Hypothesis: Current models for receding contact angles of Cassie-Baxter state droplets on textured hydrophobic substrates are applicable only to a specific structural type, e.g., pillar (above which a droplet has isolated contact line and continuous liquid-vapor interface) or pore (continuous contact line and isolated liquid-vapor interface), signifying a lack of universality. We conjecture that a unified model for droplet receding contact angles can be established if the fundamental gap between pillar and pore can be bridged.

Experiments: Droplet receding contact angles on hollowed pillar (a pore inside a pillar) arrays, which possess the characteristics of both pillar and pore, are measured and compared to those on pillar and pore arrays. The microscopic dynamics of contact line and liquid-vapor interfaces on those substrates are also visualized.

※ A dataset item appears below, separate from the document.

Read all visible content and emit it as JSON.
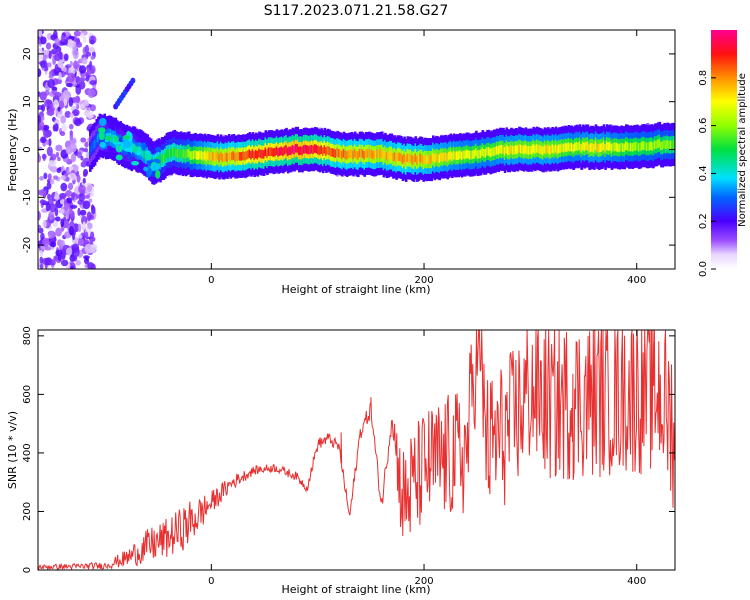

Findings: Droplets on hollowed pillar arrays exhibit smaller and larger contact angles than those on pillar and pore arrays, respectively. Based on microscopic energies involved in contact line sliding, relaxation of liquid-vapor interface between pillars, and extension of liquid-vapor interface above pores, a model is developed to predict the droplet receding contact angles irrespective of the variations in surface structural types (pillar, pore, and hollowed pillar) or dimensions (size, spacing, and packing density).